Newsflash: bird flu and cricket receive the same coverage on TV news. Not surprised? Know what President Bush doesn’t? That cricket is a national obsession, not a ‘‘pastime’’ as he called it? How much coverage do you think he will receive when he moves his lips during his visit to India, next week? Probably depends on the state of Dhoni’s hair or the Nagpur Test match between India and England.
TV news is not about what may be, intrinsically, important (whatever that means) but what the channel thinks the viewer thinks is important. So they crowd you with variety, like a box of assorted biscuits.
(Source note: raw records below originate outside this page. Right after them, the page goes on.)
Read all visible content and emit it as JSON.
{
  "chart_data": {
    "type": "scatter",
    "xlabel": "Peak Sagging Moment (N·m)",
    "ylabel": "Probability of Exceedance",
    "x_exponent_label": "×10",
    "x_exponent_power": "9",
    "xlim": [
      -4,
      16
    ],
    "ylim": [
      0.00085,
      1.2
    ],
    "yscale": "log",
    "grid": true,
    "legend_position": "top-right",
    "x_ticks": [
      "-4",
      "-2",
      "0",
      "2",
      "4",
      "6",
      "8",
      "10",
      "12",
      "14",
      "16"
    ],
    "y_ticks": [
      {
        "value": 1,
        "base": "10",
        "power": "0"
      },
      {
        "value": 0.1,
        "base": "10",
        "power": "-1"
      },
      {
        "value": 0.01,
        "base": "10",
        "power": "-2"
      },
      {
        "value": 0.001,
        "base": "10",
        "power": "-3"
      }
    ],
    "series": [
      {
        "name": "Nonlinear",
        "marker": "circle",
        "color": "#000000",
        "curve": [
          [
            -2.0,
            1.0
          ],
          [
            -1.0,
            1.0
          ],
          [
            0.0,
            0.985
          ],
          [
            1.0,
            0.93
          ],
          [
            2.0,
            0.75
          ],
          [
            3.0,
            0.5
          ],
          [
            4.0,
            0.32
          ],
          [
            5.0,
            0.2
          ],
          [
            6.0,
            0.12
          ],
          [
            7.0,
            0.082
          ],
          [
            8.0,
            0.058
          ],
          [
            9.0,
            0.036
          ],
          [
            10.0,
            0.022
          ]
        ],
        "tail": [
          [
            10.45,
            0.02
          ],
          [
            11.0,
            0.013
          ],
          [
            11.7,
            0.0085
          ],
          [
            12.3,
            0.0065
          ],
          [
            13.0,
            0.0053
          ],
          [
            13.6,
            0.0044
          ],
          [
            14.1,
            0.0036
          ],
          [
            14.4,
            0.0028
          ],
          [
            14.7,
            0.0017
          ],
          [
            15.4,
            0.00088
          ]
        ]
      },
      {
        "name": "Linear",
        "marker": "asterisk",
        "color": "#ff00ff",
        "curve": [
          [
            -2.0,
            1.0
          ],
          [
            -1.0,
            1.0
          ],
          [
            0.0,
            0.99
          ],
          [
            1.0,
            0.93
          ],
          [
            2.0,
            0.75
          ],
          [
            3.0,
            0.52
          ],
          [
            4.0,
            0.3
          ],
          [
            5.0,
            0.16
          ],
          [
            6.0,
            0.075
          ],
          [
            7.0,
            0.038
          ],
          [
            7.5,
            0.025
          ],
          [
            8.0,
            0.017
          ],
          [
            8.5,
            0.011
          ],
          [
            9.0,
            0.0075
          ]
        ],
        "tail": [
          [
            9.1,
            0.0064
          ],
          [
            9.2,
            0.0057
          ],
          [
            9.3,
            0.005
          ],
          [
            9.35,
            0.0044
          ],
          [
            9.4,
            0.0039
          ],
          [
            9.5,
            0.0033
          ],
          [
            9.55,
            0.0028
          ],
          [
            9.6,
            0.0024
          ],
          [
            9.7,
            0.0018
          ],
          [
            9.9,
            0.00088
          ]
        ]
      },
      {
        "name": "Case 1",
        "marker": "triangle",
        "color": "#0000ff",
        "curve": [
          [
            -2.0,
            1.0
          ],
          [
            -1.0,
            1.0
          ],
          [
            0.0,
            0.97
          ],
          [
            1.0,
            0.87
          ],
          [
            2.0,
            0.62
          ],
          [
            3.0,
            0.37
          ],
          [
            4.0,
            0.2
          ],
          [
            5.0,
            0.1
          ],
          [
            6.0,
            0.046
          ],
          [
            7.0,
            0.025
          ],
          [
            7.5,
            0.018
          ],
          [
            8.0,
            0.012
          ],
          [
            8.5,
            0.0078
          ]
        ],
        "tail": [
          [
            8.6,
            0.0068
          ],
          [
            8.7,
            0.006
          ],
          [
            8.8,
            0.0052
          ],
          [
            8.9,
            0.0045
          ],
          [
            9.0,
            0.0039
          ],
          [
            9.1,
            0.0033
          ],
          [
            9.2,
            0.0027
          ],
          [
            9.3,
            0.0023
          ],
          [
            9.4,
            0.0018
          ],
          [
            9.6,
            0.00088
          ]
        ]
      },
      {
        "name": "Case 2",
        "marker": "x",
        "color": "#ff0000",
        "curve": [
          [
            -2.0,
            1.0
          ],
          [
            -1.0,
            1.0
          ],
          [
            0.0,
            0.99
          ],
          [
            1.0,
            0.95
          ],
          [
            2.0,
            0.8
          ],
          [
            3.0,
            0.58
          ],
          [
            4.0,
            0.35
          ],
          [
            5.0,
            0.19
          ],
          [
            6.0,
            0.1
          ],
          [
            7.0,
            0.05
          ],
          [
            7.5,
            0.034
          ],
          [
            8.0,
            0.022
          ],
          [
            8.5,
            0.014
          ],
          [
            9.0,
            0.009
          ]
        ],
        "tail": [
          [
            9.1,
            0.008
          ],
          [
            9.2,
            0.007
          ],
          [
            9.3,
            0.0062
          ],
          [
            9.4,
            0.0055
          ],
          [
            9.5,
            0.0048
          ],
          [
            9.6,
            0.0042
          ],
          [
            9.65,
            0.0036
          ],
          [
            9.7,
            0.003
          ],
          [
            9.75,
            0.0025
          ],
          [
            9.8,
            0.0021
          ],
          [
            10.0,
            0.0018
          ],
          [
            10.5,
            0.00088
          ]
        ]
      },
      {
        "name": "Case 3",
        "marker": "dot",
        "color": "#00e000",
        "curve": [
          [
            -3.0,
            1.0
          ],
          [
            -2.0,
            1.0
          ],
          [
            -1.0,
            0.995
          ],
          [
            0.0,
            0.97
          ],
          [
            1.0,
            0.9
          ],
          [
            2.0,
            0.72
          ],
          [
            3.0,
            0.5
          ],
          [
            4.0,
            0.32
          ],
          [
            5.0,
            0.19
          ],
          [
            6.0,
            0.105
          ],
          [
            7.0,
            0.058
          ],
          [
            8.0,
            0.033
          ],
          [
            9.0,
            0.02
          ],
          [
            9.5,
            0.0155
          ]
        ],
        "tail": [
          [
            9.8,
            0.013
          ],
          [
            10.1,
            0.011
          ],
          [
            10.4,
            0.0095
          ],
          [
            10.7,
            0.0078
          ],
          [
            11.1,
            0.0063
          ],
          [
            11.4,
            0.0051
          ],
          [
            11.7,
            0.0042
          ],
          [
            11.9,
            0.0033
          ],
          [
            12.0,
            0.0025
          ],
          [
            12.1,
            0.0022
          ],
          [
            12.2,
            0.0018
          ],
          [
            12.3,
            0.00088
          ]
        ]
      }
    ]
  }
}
Take Aaj Tak or Star News at prime time: there’s the main evening news bulletin, there is a metro round-up that is just an excuse to party at the latest wedding in town (1,500 people are being fed at Vikram Chatwal’s pre-wedding bash on a 100 chickens, sorry, dishes), there’s a Bollywood bonanza about Will Smith’s Aishwaryya connection (there isn’t one, yet), a cricket commentary on Sourav and whether he will make the Gang for the first Test.
And channels concerned with their cost effectiveness, growth rate (with an eagle eye on ad prospects), devote aeons to the Union budget a week before it is to be presented. Meanwhile, all the poor viewer wants to know is if it is really, really safe to eat chicken or not, irrespective of brave bureaucrats who held a chiconference and waved those chicken legs like a green flag in our faces.
Sanjiv Kapoor of Khana Khazana fame was yanked off his mattress (or so it appeared from his bedraggled clothes) to cook his chicken and eat it too, in the hope that you would be fair to the fowl. And eat it too. Like him.
Doctors were hauled out of their labs, hospitals to vouchsafe Punjab’s favourite dish. Everyone said it was safe to eat as long as we cooked the poor thing at a high temperature. It is, perhaps, a measure of the media’s powers that it can get Amar Singh into trouble over a taped telephone conversation that may (not) have taken place, and the Delhi high court to look into the Jessica Lal case, but it could not convince us eat to chicken, otherwise why has the price of the latter dropped to Rs 15 per kilo in our neighbourhood?
In the bird flu crisis, the media had a choice between throwing caution to the wind and maintaining an unflappable calm. It chose a strong breeze. No panic buttons pressed but plenty of visuals of chickens ‘‘culled’’ by men in space suits — enough to persuade you to move to the moon.
For once, the government had learnt its lesson: it put forth both, or all its feet, and marched into the spotlight. Local and health officials, the Chief Minister of Maharashtra, the Central Health Minister provided regular updates that said the same thing: don’t panic. Everyone looked busy, important and concerned about the health of the nation. Way to go.
The channels helped out with regular reminders on bird flu symptoms in human beings which read like so many other diseases that it’s a wonder we’re not all in hospital. Still, you did know what to look for.
The most inappropriate quote came from ‘Shotgun’ Sinha. When asked about his relationship with the bird, he replied, I don’t have anything to do with chickens or chicks. The poor pun is all of a piece with the kind of juvenile jokes we listen to on television, very many of which are at the expense of the female of the species irrespective of the breed. We’ll return to this theme next week, because, now, it’s time to tell you, in case you don’t read the newspapers or watch Zee channels, that Debojit won the Sa Ra Ga Ma Pa Challenger series. Not because he possessed the better voice, better physique (who advised Vinit to wear that hat in the first place? His mentor Himesh Reshmaiyya who wears the same head dress?) or more charisma but because his name ended in ‘jit’. This is serious name reading: who was crowned Sony’s Indian Idol? Why Abhijit (or jet) Sawant of course.